La reconstitution est beaucoup moins confuse. Tout le monde y est grisé à part moi, Dan et la fille. Nous sommes surlignés en jaune et évoluons au ralenti. Je sors du passage souterrain tandis que la fille s’éloigne de l’Arbre des Robinson Suisses pour rejoindre son groupe d’amies ; Dan fait un mouvement dans ma direction. La fille lève le bras et presse la détente. La balle intelligente autoguidée, réglée sur ma chimie corporelle, vole bas, près du sol, slalomant entre les pieds des gens, à une vitesse à peine inférieure à celle du son. Lorsqu’elle m’atteint, elle remonte en hurlant pour se précipiter dans ma colonne vertébrale, et explose dès qu’elle entre dans ma poitrine.

La fille a déjà parcouru pas mal de chemin en direction du passage entre Adventureland et Main Street, USA. La reconstitution accélère, suit la fille alors qu’elle se fond dans la foule, se penche et louvoie, avance vers le passage couvert du Château de Cendrillon. Elle disparaît, pour réapparaître quarante minutes plus tard, à Tomorrowland, près du nouveau complexe Space Mountain, où elle disparaît à nouveau.

« Quelqu’un a identifié la fille ? » ai-je demandé après avoir ainsi revécu les événements. La colère commençait à bouillonner en moi. Mes nouveaux poings se sont serrés pour la première fois, paumes tendres, doigts sans cals.

Dan a secoué la tête. « Aucune des nanas du groupe dans lequel elle était ne l’avait vue avant. Son visage était l’une des Sept Sœurs… Tu peux toujours espérer. » Les Sept Sœurs étaient une collection à la mode de visages griffés. Une adolescente sur deux en portait.

« Et Jungle Traders ? ai-je demandé. Ils ont une trace de l’achat du casque colonial ? »

Lil a froncé les sourcils. « Nous avons étudié leurs ventes des six derniers mois : seules trois clientes correspondent à l’âge apparent de la fille, et elles ont toutes trois des alibis. Elle l’avait sans doute volé.

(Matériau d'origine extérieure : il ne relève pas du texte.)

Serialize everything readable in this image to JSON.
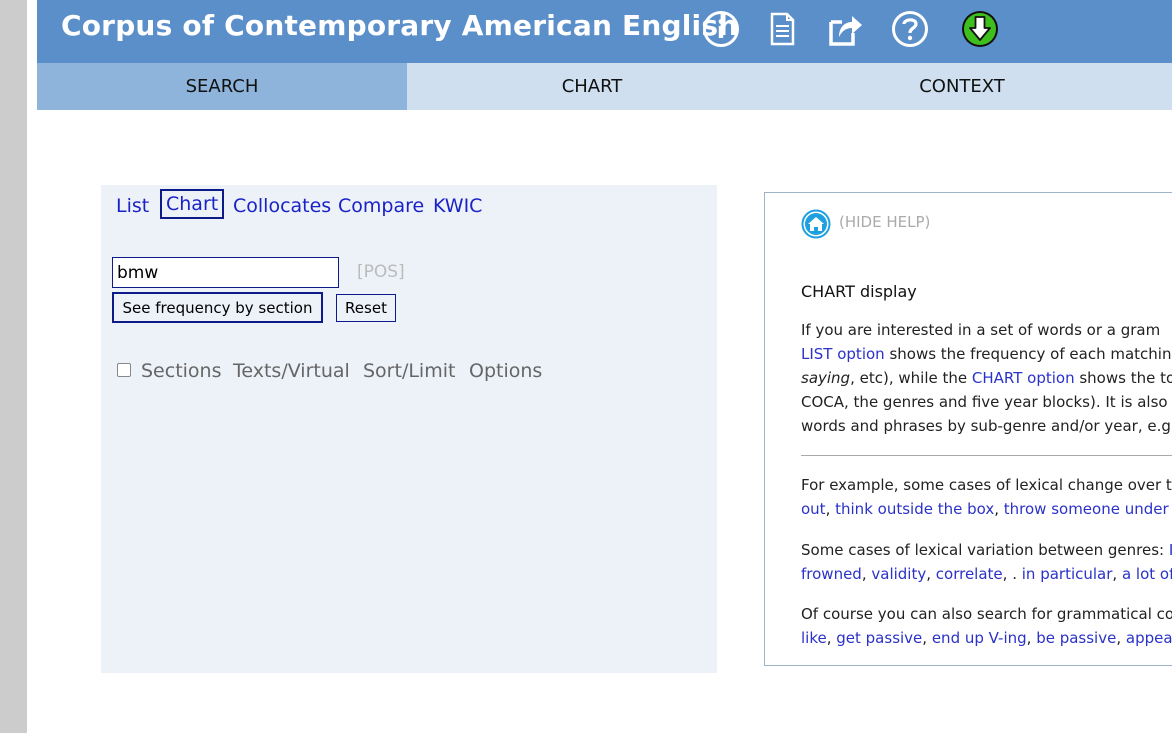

— Pourquoi ? » me suis-je enfin enquis.

En esprit, j’ai vu mes poumons jaillir de ma poitrine, comme des ailes, comme une méduse, et mes vertèbres partir comme des shrapnels. J’ai vu le sourire de la fille, narquois et presque sexuel, au moment où elle pressait la détente.

« La fille n’a pas choisi une victime au hasard, a expliqué Lil. La balle était bel et bien réglée sur toi. Ta meurtrière s’est donc approchée de toi à un moment ou à un autre. »

Exact. Ce qui signifiait qu’elle était venue à Disney World au cours des dix dernières années. Voilà qui limitait nettement le nombre de suspectes…

« Qu’est-ce qu’elle est devenue après Tomorrowland ? ai-je demandé.

— On n’en sait rien, a répondu Lil. Il y a eu un problème de caméras. On l’a perdue de vue et elle n’a jamais réapparu. »

Elle semblait énervée et en colère… elle prenait très à cœur les pannes du Royaume Enchanté.

« Pour quelle raison voudrait-on me tuer ? » ai-je demandé en détestant l’apitoiement qui perçait dans ma voix. Ce n’était pas parce qu’on ne m’avait encore jamais assassiné que je devais en faire un drame.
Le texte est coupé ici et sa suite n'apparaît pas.